Rio -  Pelo visto, setores do Exército acham que podem ignorar a existência de algumas leis. Vamos lá. A Lei 7.661, de 16 de maio de 1988, é bem clara: “As praias são bens públicos de uso comum do povo, sendo assegurado, sempre, livre e franco acesso a elas e ao mar, em qualquer direção e sentido, ressalvados os trechos considerados de interesse de segurança nacional ou incluídos em áreas protegidas por legislação específica”.
Mas, neste verão, o Exército resolveu ganhar um troco com uma praia que fica no Forte de Copacabana. Arrendou a área, por R$ 300 mil, a um grupo privado. Pelo acesso àquele nosso pedaço de orla, os empresários passaram a cobrar ingressos que chegam a R$ 250. O uso de um camarote pode custar R$ 20 mil por dia.
A construção já não tem qualquer função militar; desde 1987 que funciona apenas como centro cultural (lá fica o Museu Histórico do Exército), de lazer e de turismo. Desativado, o forte não pode ser considerado área de interesse de segurança nacional. Não se enquadra, portanto, na exceção prevista pela lei.
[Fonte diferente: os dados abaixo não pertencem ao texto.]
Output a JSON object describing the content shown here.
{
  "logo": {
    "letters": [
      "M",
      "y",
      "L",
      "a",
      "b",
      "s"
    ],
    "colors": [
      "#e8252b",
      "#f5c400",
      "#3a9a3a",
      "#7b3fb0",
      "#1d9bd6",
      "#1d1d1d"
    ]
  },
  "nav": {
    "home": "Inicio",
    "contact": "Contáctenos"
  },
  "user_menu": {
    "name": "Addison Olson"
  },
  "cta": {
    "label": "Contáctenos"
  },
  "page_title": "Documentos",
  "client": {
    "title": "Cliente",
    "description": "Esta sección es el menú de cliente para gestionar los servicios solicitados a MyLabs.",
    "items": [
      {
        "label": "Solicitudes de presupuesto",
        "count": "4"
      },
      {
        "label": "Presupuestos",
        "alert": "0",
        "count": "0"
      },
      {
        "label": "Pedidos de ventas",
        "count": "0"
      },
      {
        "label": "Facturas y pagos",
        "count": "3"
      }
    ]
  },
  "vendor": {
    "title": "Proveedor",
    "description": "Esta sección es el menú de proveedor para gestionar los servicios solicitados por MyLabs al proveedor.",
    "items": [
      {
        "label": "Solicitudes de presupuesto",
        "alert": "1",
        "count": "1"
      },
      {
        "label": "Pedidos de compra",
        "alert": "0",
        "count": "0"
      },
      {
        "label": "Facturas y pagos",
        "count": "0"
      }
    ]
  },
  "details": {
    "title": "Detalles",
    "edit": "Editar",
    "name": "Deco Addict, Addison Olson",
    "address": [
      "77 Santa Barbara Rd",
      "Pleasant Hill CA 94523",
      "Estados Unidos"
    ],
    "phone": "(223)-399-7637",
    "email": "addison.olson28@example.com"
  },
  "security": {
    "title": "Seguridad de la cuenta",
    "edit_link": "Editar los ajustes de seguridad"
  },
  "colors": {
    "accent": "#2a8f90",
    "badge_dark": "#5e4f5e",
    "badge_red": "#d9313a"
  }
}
A privatização daquela área é injustificável e ilegal. Qualquer um de nós tem o sagrado direito de usufruir daquela praia sem pagar um centavo sequer (um decreto de 2004, que regulamentou a tal lei de 1988, ainda determina: “As áreas de domínio da União abrangidas por servidão de passagem ou vias de acesso às praias e ao mar serão objeto de cessão de uso em favor do Município correspondente”).
As praias públicas, de livre acesso, ajudaram a criar a alma desta cidade, estimularam nossa capacidade de convivência, de tolerância, de respeito pela diferença. O Rio é o que é pela troca de experiências, de culturas, de identidades — o samba cresceu ainda mais ao ser adotado pelo asfalto, passou a ser música de todos, não apenas do morro.
O precedente criado no Forte de Copacabana abre espaço para outras iniciativas semelhantes, crava uma flecha no espírito carioca, mancha nossa história e até compromete o futuro do nosso jeito de ser. É só conferir o que uma das frequentadoras da praia privê declarou à revista ‘Veja Rio’. Afirmou que, naquele pedaço de areia, o público “é mais selecionado”.
Faz até lembrar aqueles anúncios de emprego que, há algumas poucas décadas, barravam negros ao exigir uma suposta “boa aparência”. O nome disso é preconceito — não se põe corda na praia que é de todos nós.